Arrias: Out of Misery
I think one of the more entertaining productions of the last decade or so has to be “Downton Abbey,” which follows the lives and fortunes of a fictitious British Earl, his family and their household over a decade and a half, from just prior to World War I to shortly before the Great Depression. The show was superbly written, directed and acted.
The Earl, as with many of the real nobility of England, and elsewhere around Europe – and the world – can trace his lineage back centuries.
There are no earls in the US.
One of the fascinating things about the United States is that there are just a few families – Adams, Dupont, Astor come to mind – that have remained prominent in the US for more than 3 or 4 generations. Can anyone even name George Washington’s closest surviving relative?
Why is that significant?
Because we’re in the middle of a mud-slinging campaign to smear nearly everything in US history, and in doing so we are overlooking the truth.

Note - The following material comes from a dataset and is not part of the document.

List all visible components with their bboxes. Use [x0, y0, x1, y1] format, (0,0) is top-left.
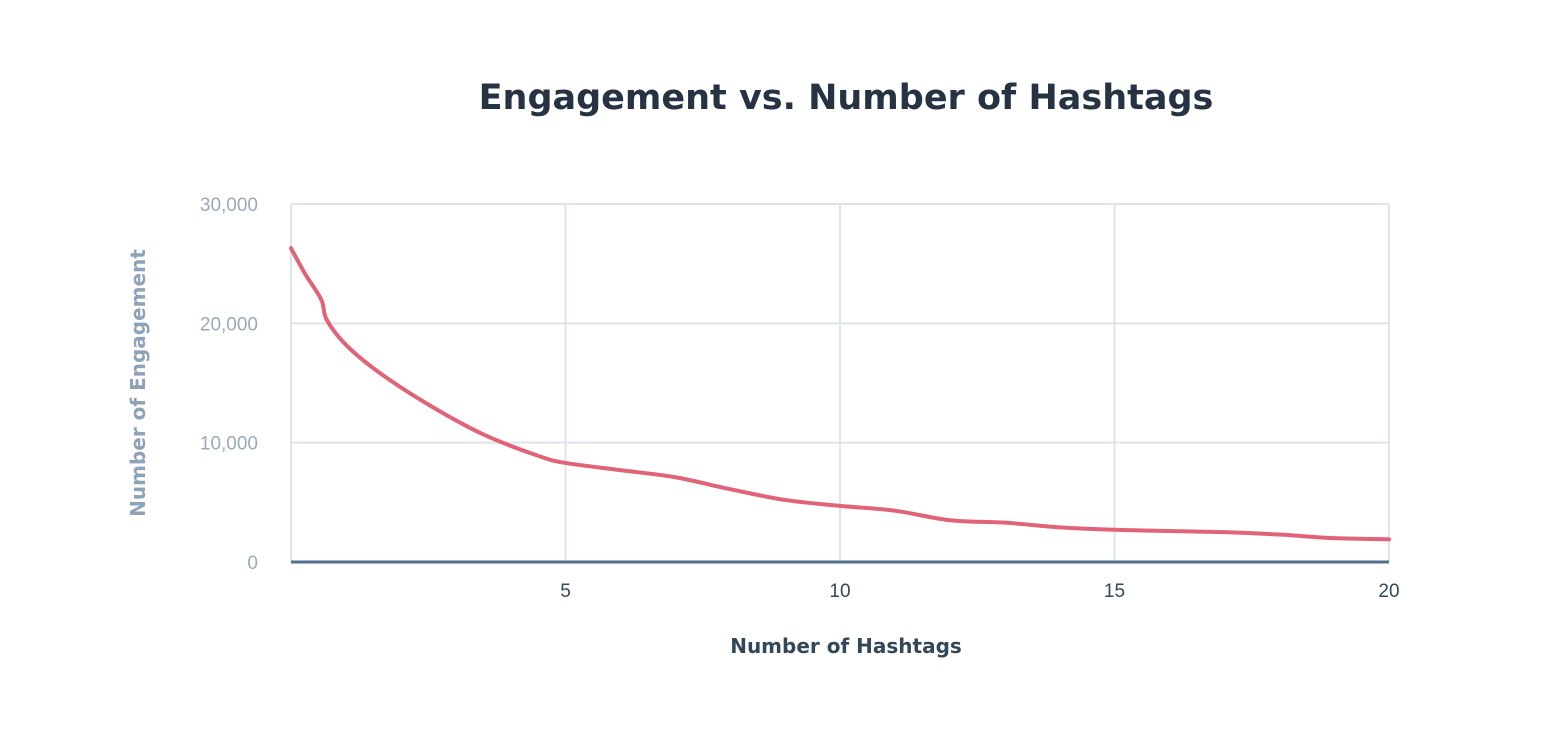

Consider: before the 20th century life was very hard everywhere, with the possible exception of the very top layer of society. In the 1800s world-wide, 43% of children did not live to age 5. Today, that number is 3.9%, and in most of the world that number is less than 2% (0.66% in the US).
Before the late 1800s roughly one woman died in childbirth out of every 100 births. Today that number is below 1 death in every 10,000 births.
In 1850 average life expectancy was roughly 40, today it is nearing 80. Prior to the 1800s women could expect to live shorter lives than men – as many as 9 years less in the Middle Ages – but caught up to men between 1850 and 1900, and today live on average nearly 5 more years than men.
What about retirements? Trick question: prior to the 20th century no one retired. Ever. And unless you were the very top crust you didn’t have medical care.
You also didn’t have air conditioning. And you didn’t have central heating. Or clean water. Or safe food.
Prior to the 1600s, if you were in an army or navy you could reasonably expect to be a slave if you lost a battle. In fact, throughout all of recorded history, up until the late 1600s, slavery was everywhere. And it continued under other names for several centuries more.
Ask the Irish what life was like under British rule in the early 1800s. Or for that matter, the Australians.
In fact, life before 1800 was pretty miserable for just about everyone, except for that very top crust. And here’s the trick, you were either in that top crust or you weren’t. On rare occasions someone might work his way in. And occasionally a family was ‘tossed out,’ usually with the loss of a head or two, depending on the country.
Did some people have it worse than others? Yes, indeed. But the spectrum for the vast bulk of humanity ran from horrible to truly horrible and soul-sucking. For millennia life was often sheer misery for nearly everyone.
Then it changed.
What changed it was the American Revolution: limited government, the recognition of individual rights having precedent over government, and the idea of merit and equal justice defining your place in society rather than birth. The word of note here is “revolution.”
These concepts are truly revolutionary. And if the American Revolution had not succeeded, it is doubtful these ideas – and the concomitant reality – would have survived, never mind come to dominate political discourse in a mere two centuries.
Today, families rise and fall. Fortunes are made and lost. And children are born and grow up with little fear of infant mortality. Women go through childbirth without fear.
We work 5 days a week, we retire when we choose, we go where we choose, and on and on and on. We are all equally governed by the same laws.
There are no earls, no dukes, no lords.
And no one knows what happened to the Jefferson family or the Monroe family, or the Madison family. But let’s not forget that no matter how much some may want to twist history around and stand it on its head, we really need to thank the founding members of those clans: they are the ones who made this possible.